Learning & Development

How to Flip the Script on Traditional Mentoring Programs

It’s no surprise that 77% of employees are more likely to stay in a job if they are in a mentoring relationship. For that reason, mentoring programs have become more formalized and recognized as a critical component to many successful organizations in the last decade.  Employees are more engaged, productive, and connected.

Yet, with the implementation of new innovations and ever-changing technologies comes the challenge of keeping up with training employees.  Taking a new approach to conventional mentoring programs may be the solution.

With as many as five generations working side by side in today’s workplace, businesses are confronted as never before with a growing generational gap, shifting expectations, and the constant need to stay on the cutting ‘digital’ edge.  To accommodate this generationally diverse workforce, companies should consider a fresh take on traditional mentor/mentee relationships.

Enter: reverse mentoring.

In a traditional mentoring relationship, a senior-level professional provides guidance to a more junior member of the team.  In contrast, a reverse mentoring dynamic works both ways: the tenured professional still provides the tricks of the trade that can only come with experience, but the junior team member is also able to offer valuable insight back to their mentor, whether it be about evolving technologies, social media, or the ways of the digital world.  In many cases, this concept allows millennial team members to feel more engaged, while also providing seasoned industry veterans with a direct connection to innovation that’s changing the industry.

Why Switch It Up?

Retaining qualified talent is a concern amongst most employers today, as unemployment is at a 48-year low of 3.7%. With so many competitive opportunities available, 43% of millennials plan to leave their job in the next two years, according to the 2018 Deloitte Millennial Survey. This generation that tends to career hop craves continuous learning and transferable skill development, personal fulfillment, exposure to senior leadership and clear opportunities for career advancement—all of which reverse mentoring supports.

The beauty of reverse mentoring is that it is mutually beneficial. Experienced employees can pick up new skills, hear a fresh perspective from the front line, and embrace a digital mindset.

Several large corporations that have embraced innovation, such as Target, Cisco, and HP, have developed their own reverse mentoring approaches. Suffolk is similarly encouraging reverse mentoring relationships, but in the unexpected, typically more traditional industry of construction. Implementing change in an organization is always a challenge, and introducing new technologies is no different; in construction we are tasked with training professionals who are used to building with materials like concrete, steel, and wood, to now build with pixels. For a seamless transition, our employees have been organically forming reverse mentoring connections that provides invaluable onsite training for our tech-savvy millennials, while also demonstrating the power of technology such as drones, virtual reality, and 4-D & 5-D modeling.

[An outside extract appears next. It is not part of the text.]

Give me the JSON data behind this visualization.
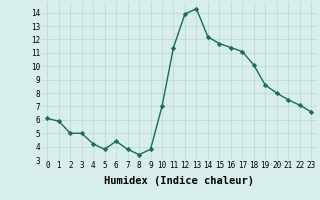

For example, on one of our notable projects in South Florida, an assistant project manager formed a successful working relationship with a general superintendent who has been in the industry for more than 30 years. Thanks to their reverse mentoring dynamic, the project has benefited from innovative tools such as thermal imaging scanners and virtual model integration to boost efficiency and minimize waste. As a result, the project has seen higher levels of productivity and a smoother project management process.

Making It Work

HR departments can foster successful reverse mentoring relationships by recognizing teams made up of multigenerational employees and encouraging those who have organic connections to further develop an informal partnership where they learn from each other.

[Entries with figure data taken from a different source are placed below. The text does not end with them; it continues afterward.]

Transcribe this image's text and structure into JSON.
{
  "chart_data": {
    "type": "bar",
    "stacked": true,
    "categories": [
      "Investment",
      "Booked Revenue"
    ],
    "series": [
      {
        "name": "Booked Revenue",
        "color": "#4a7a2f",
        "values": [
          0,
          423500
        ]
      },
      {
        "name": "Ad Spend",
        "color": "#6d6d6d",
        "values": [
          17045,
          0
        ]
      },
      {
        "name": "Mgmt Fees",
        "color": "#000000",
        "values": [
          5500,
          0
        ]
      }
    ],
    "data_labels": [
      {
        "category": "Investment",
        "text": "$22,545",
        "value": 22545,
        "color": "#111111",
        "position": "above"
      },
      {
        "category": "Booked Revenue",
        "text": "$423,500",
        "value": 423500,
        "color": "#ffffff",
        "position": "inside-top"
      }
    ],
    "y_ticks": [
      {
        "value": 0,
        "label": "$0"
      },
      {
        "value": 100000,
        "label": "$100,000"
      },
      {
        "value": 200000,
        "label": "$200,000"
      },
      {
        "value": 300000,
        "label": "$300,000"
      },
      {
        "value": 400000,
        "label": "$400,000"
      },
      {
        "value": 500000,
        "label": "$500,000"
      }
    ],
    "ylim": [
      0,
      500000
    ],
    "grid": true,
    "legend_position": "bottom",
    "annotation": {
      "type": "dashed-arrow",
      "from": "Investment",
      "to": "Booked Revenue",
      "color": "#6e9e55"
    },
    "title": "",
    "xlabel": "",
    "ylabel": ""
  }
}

Attracting employees higher up on the career ladder to participate can sometimes be difficult, so consider their needs. Explore creative ways to reinforce positive drivers and lower the hurdles throughout the mentoring process. For example, consider recognition and reward strategies. Formally recognizing mentor/mentee involvement can be motivating and help attract additional employees to the program.

Once the mentors and mentees are solidified, assist them in customizing short-term and long-term goals. Continuously provide tips and best practices to help the mentors and mentees stay on track and get the most out of the partnership.

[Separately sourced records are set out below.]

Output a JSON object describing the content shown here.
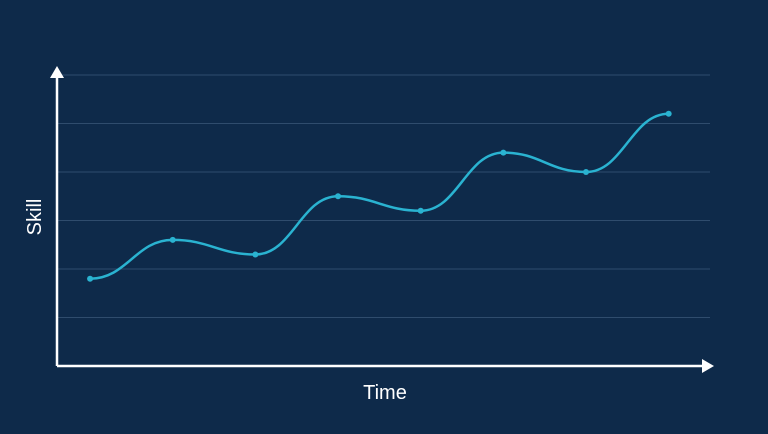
{
  "colors": {
    "background": "#0e2a4a",
    "axis": "#ffffff",
    "grid": "#2f4c6d",
    "line": "#2ab3d1",
    "point": "#2ab3d1"
  },
  "chart_data": {
    "type": "line",
    "title": "",
    "xlabel": "Time",
    "ylabel": "Skill",
    "x": [
      1,
      2,
      3,
      4,
      5,
      6,
      7,
      8
    ],
    "series": [
      {
        "values": [
          1.8,
          2.6,
          2.3,
          3.5,
          3.2,
          4.4,
          4.0,
          5.2
        ]
      }
    ],
    "xlim": [
      0.6,
      8.5
    ],
    "ylim": [
      0,
      6
    ],
    "grid": true,
    "tick_labels": false,
    "smooth": true
  }
}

The benefits of reverse mentoring have been reaped by businesses in various industries and of different sizes.  However, arguably the most advantageous benefit is that it allows companies to empower their emerging talent. Millennials are now the largest generation in the U.S. labor force and our future leaders. Reverse mentoring not only imparts priceless knowledge onto millennials but prepares them to become our next generation of executives. And who knows, maybe someday those millennials will be the mentees in a reverse mentoring relationship with gen Z and gen Alpha.

Julie Palmer is the Director of People Services for Suffolk’s Southeast Region which employs over 400 professionals throughout the state of Florida. She has played an integral role in aligning the goals of the employee services function with Suffolk’s overall business growth. Julie leads efforts in performance management and employee development and focuses on key initiatives such as talent acquisition and retainage. Her hard work has been recognized in South Florida Business Journal as a 2016 and 2017 Power Leaders 2016 Human Resources.  Julie was also an honoree for the South Florida Business Journal’s 2017 Influential Women in Business.